Hey :) I am currently trying to clean up some data and I am struggling to find an easy solution for this. This is my dataset:
structure(list(sample = c(1, NA, NA, 2, NA, NA, 3, NA, NA, 4,
NA, NA, 5, NA, NA, 6, NA, NA, 7, NA, NA, 8, NA, NA, 9, NA, NA,
10, NA, NA, 11, NA, NA, 12, NA, NA, 13, NA, NA, 14, NA, NA, 15,
NA, NA, 16, NA, NA, 17, NA, NA, 18, NA, NA, 19, NA, NA, 20, NA,
NA), well = c("C1", "C3", "C5", "D1", "D3", "D5", "E1", "E3",
"E5", "F1", "F3", "F5", "C7", "C9", "C11", "D7", "D9", "D11",
"E7", "E9", "E11", "F7", "F9", "F11", "C13", "C15", "C17", "D13",
"D15", "D17", "E13", "E15", "E17", "F13", "F15", "F17", "C19",
"C21", "C23", "D19", "D21", "D23", "E19", "E21", "E23", "F19",
"F21", "F23", "G1", "G3", "G5", "H1", "H3", "H5", "I1", "I3",
"I5", "J1", "J3", "J5"), interp_conc = c(456582, 299611, 338462,
449737, 395905, 546031, 511817, 473617, 455924, 408370, 461656,
429297, 277609, 264949, 404073, 353142, 277509, 246494, 122663,
163873, 169455, 188879, 192751, 255511, 185383, 205396, 187415,
1897500, 1988346, 1854167, 365514, 295724, 262695, 270446, 241531,
209386, 223774, 255885, 181214, 420567, 482818, 443318, 262886,
220969, 283763, 229457, 261859, 202067, 226157, 177300, 215454,
481414, 586233, 383855, 218949, 226852, 244989, 192648, 228195,
201096)), row.names = c(NA, -60L), class = c("tbl_df", "tbl",
"data.frame"))
It's data from an experiment done in triplicates. This means, the first three rows are sample 1, the next three rows are sample 2, ...

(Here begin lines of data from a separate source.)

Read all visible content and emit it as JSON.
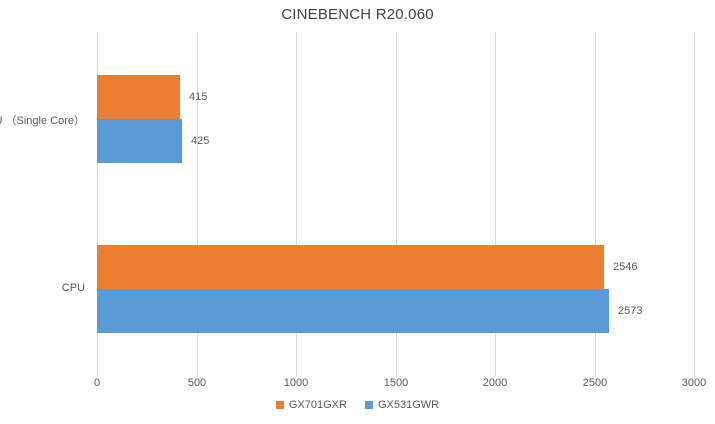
{
  "chart_data": {
    "type": "bar",
    "orientation": "horizontal",
    "title": "CINEBENCH R20.060",
    "categories": [
      "CPU （Single Core）",
      "CPU"
    ],
    "series": [
      {
        "name": "GX701GXR",
        "color": "#ED7D31",
        "values": [
          415,
          2546
        ]
      },
      {
        "name": "GX531GWR",
        "color": "#5B9BD5",
        "values": [
          425,
          2573
        ]
      }
    ],
    "data_labels": [
      [
        "415",
        "2546"
      ],
      [
        "425",
        "2573"
      ]
    ],
    "xlim": [
      0,
      3000
    ],
    "x_ticks": [
      "0",
      "500",
      "1000",
      "1500",
      "2000",
      "2500",
      "3000"
    ],
    "x_tick_values": [
      0,
      500,
      1000,
      1500,
      2000,
      2500,
      3000
    ],
    "grid": "vertical-major",
    "gridline_color": "#D9D9D9",
    "text_color": "#595959",
    "title_color": "#404040",
    "legend_position": "bottom-center"
  }
}
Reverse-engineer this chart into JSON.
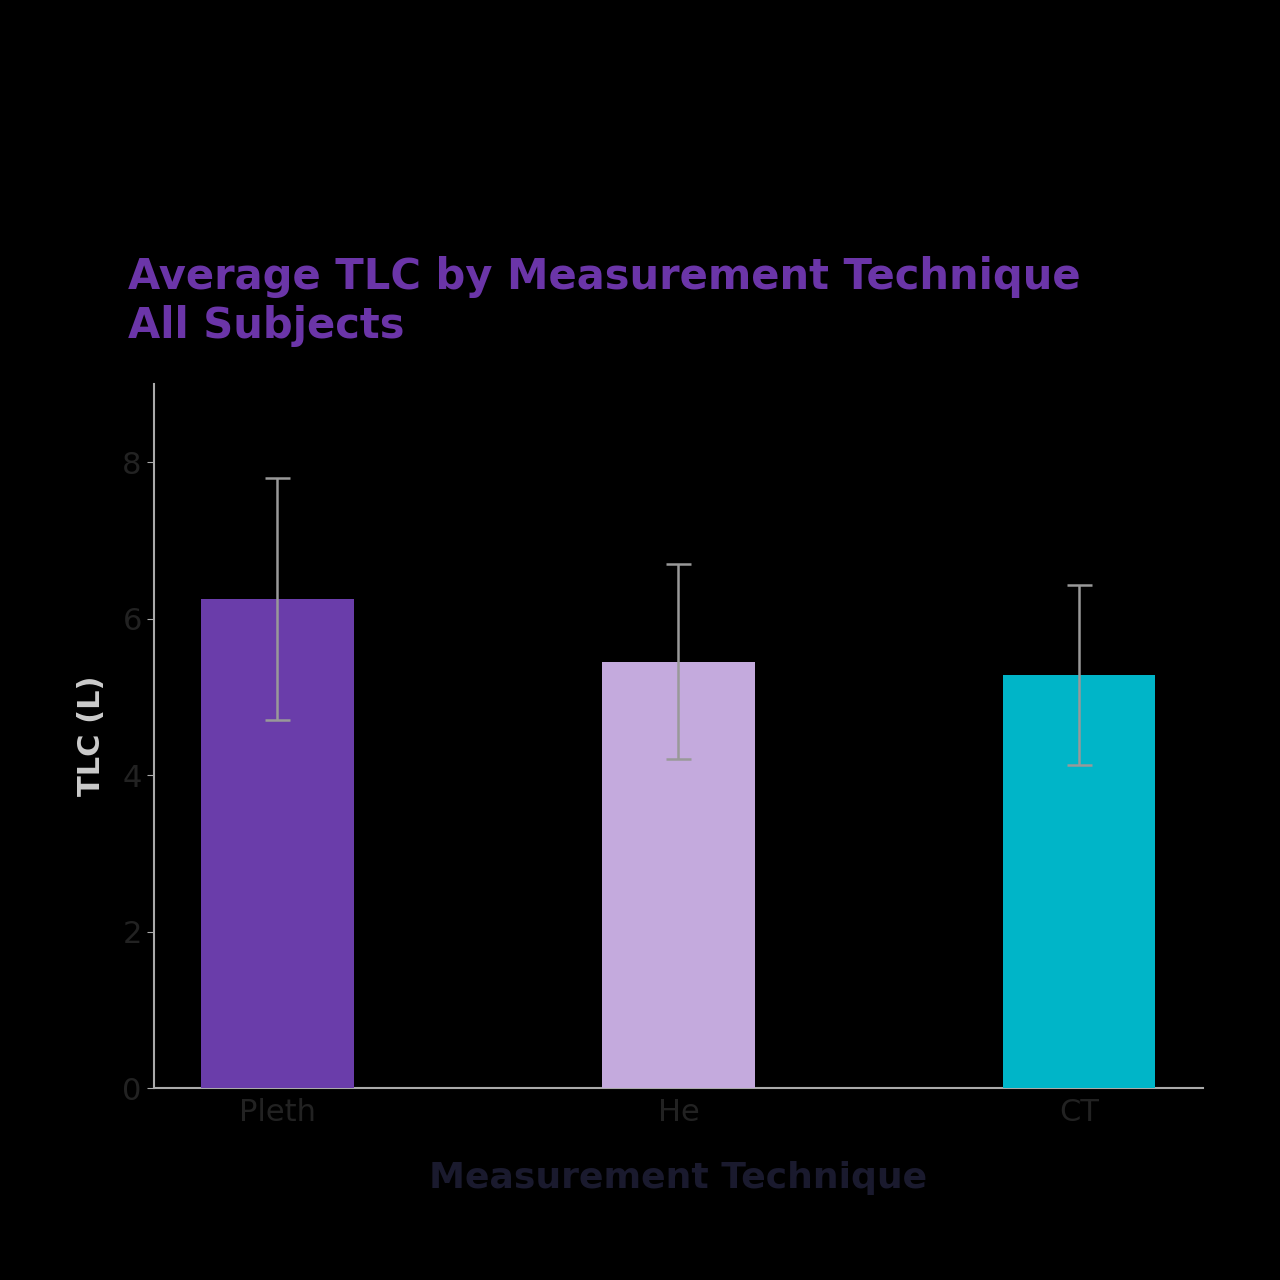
{
  "title_line1": "Average TLC by Measurement Technique",
  "title_line2": "All Subjects",
  "title_color": "#6B35A8",
  "xlabel": "Measurement Technique",
  "ylabel": "TLC (L)",
  "xlabel_color": "#1a1a2e",
  "ylabel_color": "#cccccc",
  "categories": [
    "Pleth",
    "He",
    "CT"
  ],
  "values": [
    6.25,
    5.45,
    5.28
  ],
  "errors": [
    1.55,
    1.25,
    1.15
  ],
  "bar_colors": [
    "#6A3DAA",
    "#C4AADD",
    "#00B5C8"
  ],
  "error_color": "#999999",
  "ylim": [
    0,
    9
  ],
  "yticks": [
    0,
    2,
    4,
    6,
    8
  ],
  "background_color": "#000000",
  "axes_facecolor": "#000000",
  "tick_label_color": "#222222",
  "spine_color": "#aaaaaa",
  "bar_width": 0.38,
  "title_fontsize": 30,
  "axis_label_fontsize": 22,
  "tick_fontsize": 22,
  "xlabel_fontsize": 26
}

So basically what I need is a function that whenever it finds an NA it takes the value from the row above. Is there something like this in R? I was not able to find one.
What I tried to do instead was to just add another column - "condition" - using the mutate function. Since the experiment I did was performed five times, I was hoping that the vector would just be recycled. This was my try:
temp %>% mutate(condition = c("UT", "UT", "UT",
"Stimuli", "Stimuli","Stimuli",
"Inhib1", "Inhib1","Inhib1",
"Inhib2", "Inhib2", "Inhib2"))
But since it does not seem possible to do vector recycling with the dplyr::mutate function I also was not able to do this.

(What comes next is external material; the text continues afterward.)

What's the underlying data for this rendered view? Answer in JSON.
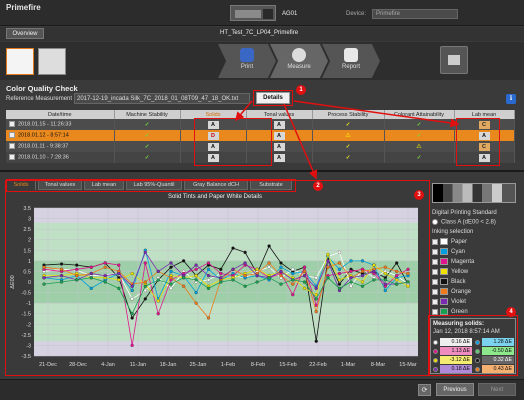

Going with this second approach would have the advantage that it directly adds crucial information that I would otherwise have to add in a second step. My original idea was to first solve the sample column issue and then, using if statements, add the experimental condition...
Does anyone have any idea how I could solve this problem?